Kamis, 05 Agustus 2010

Legal Discourse Politik Aliran Pasal 29 UUD 1945 dari BPUPKI sampai Amandemen UUD 1945


Jika menggunakan pendekatan Locke, konstitusi pada dasarnya memuat prinsip mayoritas, seperti dikatakannya: …and it being necessary to that which is one body to move one way; it is necessary the body should move that way whither the greater force carries it, which is the consent of majority.[1]  Setelah kontrak sosial tercapai, maka persetujuan individu hilang dan digantikan dengan kehendak mayoritas (konstitusi). Dan setiap pemerintahan harus tunduk terhadap kehendak mayoritas tersebut. Jika kemudian pemerintah melakukan tindakan yang berlawanan dengan kehendak mayoritas, dalam kacamata Locke, pemerintah harus diturunkan/dilengserkan oleh rakyatnya.
Bagi Elster dan Slagstad, sistem mayoritas sebenarnya memiliki hal yang bersifat paradoks sebab kelompok minoritas tidak diberikan kesempatan (hak) untuk menolak secara langsung, selain memilih patuh sebagaimana yang dikehendaki mayoritas itu sendiri. Sebab dalam kacamata demokrasi tanpa adanya persetujuan mutlak (acquiescence) dari suara yang kalah (minoritas) sama dengan bukan demokrasi.

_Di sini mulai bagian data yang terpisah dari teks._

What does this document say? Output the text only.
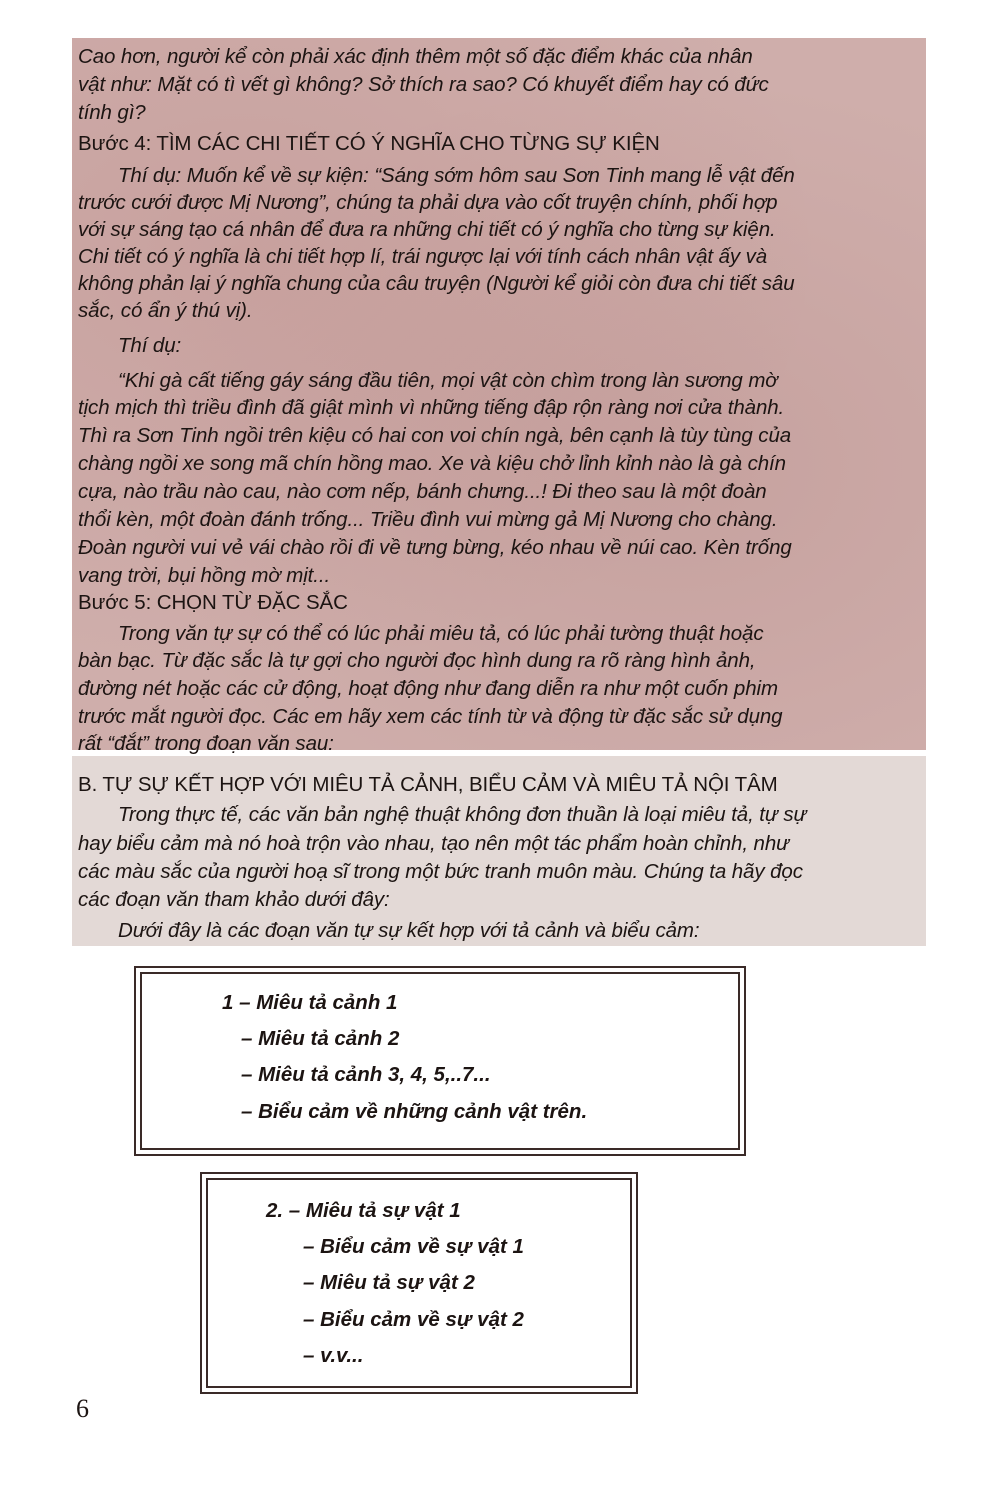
Cao hơn, người kể còn phải xác định thêm một số đặc điểm khác của nhân
vật như: Mặt có tì vết gì không? Sở thích ra sao? Có khuyết điểm hay có đức
tính gì?
Bước 4: TÌM CÁC CHI TIẾT CÓ Ý NGHĨA CHO TỪNG SỰ KIỆN
Thí dụ: Muốn kể về sự kiện: “Sáng sớm hôm sau Sơn Tinh mang lễ vật đến
trước cưới được Mị Nương”, chúng ta phải dựa vào cốt truyện chính, phối hợp
với sự sáng tạo cá nhân để đưa ra những chi tiết có ý nghĩa cho từng sự kiện.
Chi tiết có ý nghĩa là chi tiết hợp lí, trái ngược lại với tính cách nhân vật ấy và
không phản lại ý nghĩa chung của câu truyện (Người kể giỏi còn đưa chi tiết sâu
sắc, có ẩn ý thú vị).
Thí dụ:
“Khi gà cất tiếng gáy sáng đầu tiên, mọi vật còn chìm trong làn sương mờ
tịch mịch thì triều đình đã giật mình vì những tiếng đập rộn ràng nơi cửa thành.
Thì ra Sơn Tinh ngồi trên kiệu có hai con voi chín ngà, bên cạnh là tùy tùng của
chàng ngồi xe song mã chín hồng mao. Xe và kiệu chở lỉnh kỉnh nào là gà chín
cựa, nào trầu nào cau, nào cơm nếp, bánh chưng...! Đi theo sau là một đoàn
thổi kèn, một đoàn đánh trống... Triều đình vui mừng gả Mị Nương cho chàng.
Đoàn người vui vẻ vái chào rồi đi về tưng bừng, kéo nhau về núi cao. Kèn trống
vang trời, bụi hồng mờ mịt...
Bước 5: CHỌN TỪ ĐẶC SẮC
Trong văn tự sự có thể có lúc phải miêu tả, có lúc phải tường thuật hoặc
bàn bạc. Từ đặc sắc là tự gợi cho người đọc hình dung ra rõ ràng hình ảnh,
đường nét hoặc các cử động, hoạt động như đang diễn ra như một cuốn phim
trước mắt người đọc. Các em hãy xem các tính từ và động từ đặc sắc sử dụng
rất “đắt” trong đoạn văn sau:
B. TỰ SỰ KẾT HỢP VỚI MIÊU TẢ CẢNH, BIỂU CẢM VÀ MIÊU TẢ NỘI TÂM
Trong thực tế, các văn bản nghệ thuật không đơn thuần là loại miêu tả, tự sự
hay biểu cảm mà nó hoà trộn vào nhau, tạo nên một tác phẩm hoàn chỉnh, như
các màu sắc của người hoạ sĩ trong một bức tranh muôn màu. Chúng ta hãy đọc
các đoạn văn tham khảo dưới đây:
Dưới đây là các đoạn văn tự sự kết hợp với tả cảnh và biểu cảm:
1 – Miêu tả cảnh 1
– Miêu tả cảnh 2
– Miêu tả cảnh 3, 4, 5,..7...
– Biểu cảm về những cảnh vật trên.
2. – Miêu tả sự vật 1
– Biểu cảm về sự vật 1
– Miêu tả sự vật 2
– Biểu cảm về sự vật 2
– v.v...
6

Persetujuan mutlak yang diberikan kelompok minoritas tersebut biasanya disertai dengan jaminan politik dari negara. Jaminan politik itu didasarkan pada teori multiple membership, dimana jika setiap individu memiliki beberapa kelompok lalu sebagian besar masyarakat tergabung dalam kedua koalisi mayoritas dan minoritas, masyarakat yang kalah (minoritas) akan menggunakan dasar kehormatan dirinya sebagai alasan untuk menerima keputusan yang tidak diinginkannya tersebut, dalam situasi lain, toh mereka tetap akan mendapatkan kebaikan dari keputusan yang sebenarnya tidak dikehendakinya. Sebaliknya, atas dasar persetujuan dari minoritas, kelompok mayoritas akan bertoleran untuk tidak bertindak sewenang-wenang terhadap minoritas.[2]
Atas dasar itulah maka Elster dan Slagstad dengan mengutip teori umum tentang konstitusionalisme milik Colhoun menegaskan bahwa konstitusi pada dasarnya tidak lebih dari proses tawar-menawar (bargains). Konstitusi diyakini pada awalnya lahir dari konflik-konflik kepentingan antar kelas yang saling bermusuhan di dalam masyarakat, seperti yang diutarakannya:[3]

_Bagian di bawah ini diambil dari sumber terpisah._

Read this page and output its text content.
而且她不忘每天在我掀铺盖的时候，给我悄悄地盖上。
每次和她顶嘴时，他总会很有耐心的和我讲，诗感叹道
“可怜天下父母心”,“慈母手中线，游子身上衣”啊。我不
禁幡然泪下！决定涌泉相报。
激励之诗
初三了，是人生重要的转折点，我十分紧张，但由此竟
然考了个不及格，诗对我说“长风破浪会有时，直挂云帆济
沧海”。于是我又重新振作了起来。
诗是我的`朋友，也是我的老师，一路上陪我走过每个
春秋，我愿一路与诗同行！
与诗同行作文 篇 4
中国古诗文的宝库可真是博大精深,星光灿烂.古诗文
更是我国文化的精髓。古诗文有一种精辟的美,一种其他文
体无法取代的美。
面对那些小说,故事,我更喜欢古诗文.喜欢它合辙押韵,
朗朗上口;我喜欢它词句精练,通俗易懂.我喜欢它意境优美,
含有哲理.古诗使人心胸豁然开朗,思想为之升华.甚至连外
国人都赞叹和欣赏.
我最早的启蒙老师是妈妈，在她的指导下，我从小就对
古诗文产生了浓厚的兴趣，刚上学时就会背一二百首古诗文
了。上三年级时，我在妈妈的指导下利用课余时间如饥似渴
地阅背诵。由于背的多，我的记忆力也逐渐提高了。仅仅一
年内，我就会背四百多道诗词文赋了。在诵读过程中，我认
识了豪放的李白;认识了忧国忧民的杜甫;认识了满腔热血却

Constitutions, he (Colhoun) argued, are bargains. Indeed, the development and acceptance of a constitutional framework can occur only as the contingent result of irresolvable conflict: The constitutions (of both Rome and Britain) originated in a pressure occasioned by conflicts of interests between hostile classes or orders and were intended to meet the pressing exigencies of the occasion, neither party, it would seem, having any conception of the principles involved or the consequences to follow beyond the immediate objects in contemplation.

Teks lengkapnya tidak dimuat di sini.